Kondisi ini biasanya dialami oleh mahasiswa, terutama mahasiswa filsafat, di semester-semester awal. Kecenderungan mengkritik ini biasanya bersifat demonstratif (dipertontonkan) untuk menunjukkan pandangan-pandangannya ke publik.

Saat para tamu menyanyikan lagu “Panjang umurnya...panjang umurnya...panjang umurnya serta mulia...serta mulia...serta mulia”, seorang tua tersebut menggerutu kepada teman di sebelahnya tapi juga terdengar oleh tamu-tamu lain, “Lah, masa panjang umurnya, kan umur itu yang ada semakin berkurang!”

Para tamu diam saja, entah karena menganggap itu bukan pembahasan penting atau juga karena bingung mau menjawab apa sambil diam-diam setuju dengan seorang tua itu.

Seorang pemuda yang agak kurang sopan membalas dengan nada bercanda, “Ya sudah pak, kalo nanti pak tua ulang tahun nanti lirik lagunya kita ganti ‘pendek umurnya...pendek umurnya...pendek umurnya...” Hahahahaha ... seluruh tamu undangan tertawa terbahak-bahak kecuali seorang tua yang mengidap “critical syndrome” tadi. Bergegas ia keluar dengan air muka yang masam.

Antara harapan dan kenyataan memang sudah pasti berbeda. Hanya saja nanti bedanya jauh apa dekat. Nyanyian ulang tahun adalah sebuah harapan/doa, bukan fakta tentang siklus hidup manusia yang memang semakin mendekati mati. Pak tua telah gagal membedakan mana harapan dan mana kenyataan. Ia mengkritik harapan dengan kacamata kenyataan.

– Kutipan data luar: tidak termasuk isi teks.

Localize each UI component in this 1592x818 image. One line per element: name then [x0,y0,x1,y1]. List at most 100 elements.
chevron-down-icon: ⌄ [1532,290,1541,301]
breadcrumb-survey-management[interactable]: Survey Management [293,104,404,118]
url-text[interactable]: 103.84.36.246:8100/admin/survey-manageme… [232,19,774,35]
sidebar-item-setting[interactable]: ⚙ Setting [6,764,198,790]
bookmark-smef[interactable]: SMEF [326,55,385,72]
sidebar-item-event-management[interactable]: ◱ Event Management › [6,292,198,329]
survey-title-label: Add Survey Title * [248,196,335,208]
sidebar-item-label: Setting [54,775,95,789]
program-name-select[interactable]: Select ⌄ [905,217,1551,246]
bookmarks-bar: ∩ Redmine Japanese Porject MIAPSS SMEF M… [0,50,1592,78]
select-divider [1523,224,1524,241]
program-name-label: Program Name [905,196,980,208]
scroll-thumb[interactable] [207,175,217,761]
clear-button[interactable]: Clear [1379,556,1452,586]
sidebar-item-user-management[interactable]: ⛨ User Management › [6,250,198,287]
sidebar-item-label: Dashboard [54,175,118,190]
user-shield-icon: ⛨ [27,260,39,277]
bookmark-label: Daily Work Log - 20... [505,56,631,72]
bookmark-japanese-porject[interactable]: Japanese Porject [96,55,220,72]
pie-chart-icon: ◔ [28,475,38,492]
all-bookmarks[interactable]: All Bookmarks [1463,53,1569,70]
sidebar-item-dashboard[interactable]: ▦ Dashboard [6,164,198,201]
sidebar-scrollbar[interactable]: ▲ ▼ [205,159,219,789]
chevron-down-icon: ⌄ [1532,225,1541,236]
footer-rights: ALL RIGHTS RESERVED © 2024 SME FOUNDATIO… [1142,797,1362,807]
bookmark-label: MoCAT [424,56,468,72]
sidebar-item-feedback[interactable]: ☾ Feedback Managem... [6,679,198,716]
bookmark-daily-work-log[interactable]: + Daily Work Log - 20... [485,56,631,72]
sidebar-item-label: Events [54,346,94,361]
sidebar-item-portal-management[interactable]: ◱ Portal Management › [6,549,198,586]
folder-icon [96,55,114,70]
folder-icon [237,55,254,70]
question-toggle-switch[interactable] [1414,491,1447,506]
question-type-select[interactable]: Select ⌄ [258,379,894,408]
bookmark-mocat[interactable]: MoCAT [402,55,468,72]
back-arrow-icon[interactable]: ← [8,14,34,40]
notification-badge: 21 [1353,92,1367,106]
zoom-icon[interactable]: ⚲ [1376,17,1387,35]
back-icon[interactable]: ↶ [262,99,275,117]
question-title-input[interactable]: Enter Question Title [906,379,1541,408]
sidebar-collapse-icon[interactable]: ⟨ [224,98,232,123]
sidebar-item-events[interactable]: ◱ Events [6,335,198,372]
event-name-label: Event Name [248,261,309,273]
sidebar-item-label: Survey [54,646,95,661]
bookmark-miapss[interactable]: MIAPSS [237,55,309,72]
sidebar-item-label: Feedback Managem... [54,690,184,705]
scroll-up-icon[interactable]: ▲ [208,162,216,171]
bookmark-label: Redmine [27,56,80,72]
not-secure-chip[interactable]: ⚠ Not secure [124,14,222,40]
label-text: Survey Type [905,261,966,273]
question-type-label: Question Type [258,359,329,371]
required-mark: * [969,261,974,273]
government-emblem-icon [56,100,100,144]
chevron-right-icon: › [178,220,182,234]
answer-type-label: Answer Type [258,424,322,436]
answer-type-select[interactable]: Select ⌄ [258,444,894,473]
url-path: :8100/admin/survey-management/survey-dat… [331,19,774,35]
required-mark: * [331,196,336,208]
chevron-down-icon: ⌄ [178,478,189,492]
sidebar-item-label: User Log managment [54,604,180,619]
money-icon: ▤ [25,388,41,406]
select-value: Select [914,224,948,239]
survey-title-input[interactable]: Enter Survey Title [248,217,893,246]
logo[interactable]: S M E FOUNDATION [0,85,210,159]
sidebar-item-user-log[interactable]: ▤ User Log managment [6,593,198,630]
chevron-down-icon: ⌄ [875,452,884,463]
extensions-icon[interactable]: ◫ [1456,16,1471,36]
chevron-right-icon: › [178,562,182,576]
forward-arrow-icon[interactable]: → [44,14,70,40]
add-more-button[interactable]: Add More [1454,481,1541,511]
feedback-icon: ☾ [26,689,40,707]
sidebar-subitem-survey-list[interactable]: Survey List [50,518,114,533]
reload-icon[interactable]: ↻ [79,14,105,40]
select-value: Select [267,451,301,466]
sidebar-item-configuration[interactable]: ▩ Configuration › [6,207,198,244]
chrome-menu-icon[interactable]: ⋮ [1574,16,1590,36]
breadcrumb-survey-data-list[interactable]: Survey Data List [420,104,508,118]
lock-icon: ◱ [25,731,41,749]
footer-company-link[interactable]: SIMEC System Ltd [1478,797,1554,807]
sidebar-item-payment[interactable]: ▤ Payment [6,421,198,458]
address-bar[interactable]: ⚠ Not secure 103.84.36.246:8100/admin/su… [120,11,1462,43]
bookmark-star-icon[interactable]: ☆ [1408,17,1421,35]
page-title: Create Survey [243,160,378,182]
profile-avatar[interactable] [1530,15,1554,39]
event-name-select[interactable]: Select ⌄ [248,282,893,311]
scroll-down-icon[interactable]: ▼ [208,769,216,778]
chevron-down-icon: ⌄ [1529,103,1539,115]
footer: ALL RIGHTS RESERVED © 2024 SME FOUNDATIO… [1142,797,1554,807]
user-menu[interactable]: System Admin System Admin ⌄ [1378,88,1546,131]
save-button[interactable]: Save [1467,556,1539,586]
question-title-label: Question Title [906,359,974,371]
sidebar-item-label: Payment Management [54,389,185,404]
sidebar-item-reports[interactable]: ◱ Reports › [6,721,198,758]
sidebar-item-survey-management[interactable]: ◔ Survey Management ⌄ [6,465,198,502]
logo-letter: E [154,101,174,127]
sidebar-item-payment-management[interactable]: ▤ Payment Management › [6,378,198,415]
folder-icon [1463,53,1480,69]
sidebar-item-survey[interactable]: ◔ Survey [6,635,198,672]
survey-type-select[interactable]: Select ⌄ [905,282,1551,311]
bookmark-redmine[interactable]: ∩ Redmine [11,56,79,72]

Taufik Ismail, sastrawan Indonesia, juga melakukan kesalahan sejenis pak tua. Kalau pak tua tadi gagal membedakan antara harapan dan kenyataan, maka Pak Taufik ini gagal membedakan mana sastra, mana doktrin. Ia mengatakan bahwa baris terakhir pada lagu Bagimu Negeri yang berbunyi “Bagimu negeri, jiwa raga kami” adalah syirik. Jiwa dan raga itu dari-Nya dan untuk-Nya, bukan untuk negeri. Begitulah kira-kira bunyi argumennya.

Maka telah musyriklah seluruh pujangga yang pernah mengatakan kepada kekasihnya (pasangannya), “Duhai cinta, hidupku tiada berarti tanpamu, hidup dan mati hanyalah untukmu.” Demikian konsekuensi dari gaya Pak Taufik dalam menafsirkan sastra. Aspek estetis tidak lagi menjadi hakim dalam sastra. Padahal, siapa juga yang bakal musyrik gara-gara mendengarkan lagu Bagimu Negeri atau rayuan khas pujangga?

Terakhir, seorang kakek sedang mendongeng kancil kepada cucunya menjelang tidur. Di ujung cerita, sang cucu bertanya, “Kakek, kok kancil bisa ngomong ya?” Dengan tersenyum ramah sang kake menjawab, “Ah, cucuku memang berbakat jadi sastrawan besar.”